EDIT: I just read that this is your niece. I can't believe your sister tolerates this.
Yes, I was. Because you were saying, "Oh LOL, they think she'll be a lesbian." It's not acceptable and it's not funny. She's 10. Someone needs to tell grandma to STFU.
Nobody said all tomboys grow up to be lesbians. Nobody said that girls who won't wear dresses are lesbians. Nobody said to laugh at lesbians. One poster said her SIL is worried that her daughter will be a lesbian. My sister and I discussed if Jane would be a lesbian, and we both feel it wouldn't matter to us (and we also discussed if she'll get married, have kids, go to college, get pregnant in high school, want to move out of the country, you hame it.) So, nobody on this thread has said anything negative about lesbians. Besides that, it's not even the issue.

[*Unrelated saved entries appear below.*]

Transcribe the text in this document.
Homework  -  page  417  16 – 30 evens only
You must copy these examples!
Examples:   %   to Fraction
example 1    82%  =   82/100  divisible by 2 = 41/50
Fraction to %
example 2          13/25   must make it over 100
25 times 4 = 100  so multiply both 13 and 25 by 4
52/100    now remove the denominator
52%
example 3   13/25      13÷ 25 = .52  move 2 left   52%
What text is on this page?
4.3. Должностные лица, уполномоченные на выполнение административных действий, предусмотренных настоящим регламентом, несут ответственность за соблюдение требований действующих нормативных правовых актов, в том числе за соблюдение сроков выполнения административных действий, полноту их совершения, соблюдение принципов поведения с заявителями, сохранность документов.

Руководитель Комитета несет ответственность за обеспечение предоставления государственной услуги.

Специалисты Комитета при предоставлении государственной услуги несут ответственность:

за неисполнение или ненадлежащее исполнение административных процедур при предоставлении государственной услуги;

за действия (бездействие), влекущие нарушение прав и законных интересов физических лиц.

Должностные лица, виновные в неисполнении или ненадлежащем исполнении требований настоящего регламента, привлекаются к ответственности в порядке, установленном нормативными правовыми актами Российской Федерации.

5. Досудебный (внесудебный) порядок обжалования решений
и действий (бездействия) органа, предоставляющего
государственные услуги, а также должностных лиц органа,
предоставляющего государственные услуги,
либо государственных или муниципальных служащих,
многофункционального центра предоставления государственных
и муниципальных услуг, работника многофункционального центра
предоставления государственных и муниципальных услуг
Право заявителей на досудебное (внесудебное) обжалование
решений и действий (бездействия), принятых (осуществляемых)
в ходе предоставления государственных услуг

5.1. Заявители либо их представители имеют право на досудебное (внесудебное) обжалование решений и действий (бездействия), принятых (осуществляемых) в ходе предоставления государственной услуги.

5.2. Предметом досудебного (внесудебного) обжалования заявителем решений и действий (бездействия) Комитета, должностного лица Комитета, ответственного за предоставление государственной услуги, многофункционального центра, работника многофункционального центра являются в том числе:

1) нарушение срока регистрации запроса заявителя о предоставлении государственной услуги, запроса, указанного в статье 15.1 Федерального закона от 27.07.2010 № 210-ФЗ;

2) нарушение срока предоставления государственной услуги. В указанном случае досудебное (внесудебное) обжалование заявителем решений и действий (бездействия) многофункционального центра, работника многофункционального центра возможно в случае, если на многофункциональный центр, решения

The issue is that we have a Grandmother who is disappointed that her granddaughter Jane isn't what she wanted, and that sooner or later, Jane will pick up on it. I'd hate to see the day that Jane realizes that who she is, isn't good enough for Grandma. That breaks my heart.
Jane has heard it from quite a few people besides Grandma and the kids at school. Luckily, the teachers step in and say that it's okay for everyone to wear whatever they want and they like Jane's shoes (or T-shirt, or whatever).
One story that really bothers me is what my sister told me. She took Jane shopping for new school shoes. Jane picked out a "boy's shoe" and was so excited. They went to pay and the girl said, "Only shoes for your brother? What about you?" Jane's lip quivered and she got a tear in her eye like she did something wrong. My sister looked right at the girl and said, "Those shoes are boys AND girls and Jane loves them!! And I think they are super cool!!!" Then sister called me secretly and said they were going to come visit and talk up Jane's cool new shoes without mentioning the boys v girls thing. And of course, they were pretty awesome shoes and I made a point of saying how much I liked them.
I was Jane- I hated dresses, I lived in jeans, and I had cousins who were girly girls. I'll never forget one of my uncle's girlfriends insisting on calling me "little boy"- and my grandmother responded by telling her that I was who I was, and nobody had the right to tell me otherwise.
I was lucky to have family who accepted me for who and what I was. Just remind your mom, OP, that the only one who's going to miss out by mistreating Jane is your mom. And if Jane grows out of the tomboy stage, your mom shouldn't be surprised when Jane wants nothing to do with her.
This struck a chord with me - only I was Lisa. My cousin who is the only other female grandchild was Jane. My grandmother was horrible to my cousin and to be honest, a lot of my other family members followed suit. Recently grandma referred to us as "my grandaughter wildstyle and oh yeah, that other fat one who doesn't take care of herself".
Did it affect us both later in life? You betcha. She very clearly doesn't like herself now and she has some issues. I don't have big self esteem problems like that but I do have to catch myself for judging others based on appearances b/c I know it is wrong. It makes me very angry when I think about it. Very unfair.
Grandma needs to support and encourage Jane as does everyone else - she needs to be told that is she doesn't change her behavior, her time with Jane needs to be limited. Good for you for encouraging Jane.
That's it! I've been telling mom over and over that what she says isn't right, but it doesn't seem to sink in. Yet, she really wants to have a relationship with Jane. I'm changing tactics now. From now on I'll say, "You'll never have a relationship with Jane by telling her or even implying that the way she is disappoints you. Why would she love someone who doesn't accept her for who she is?"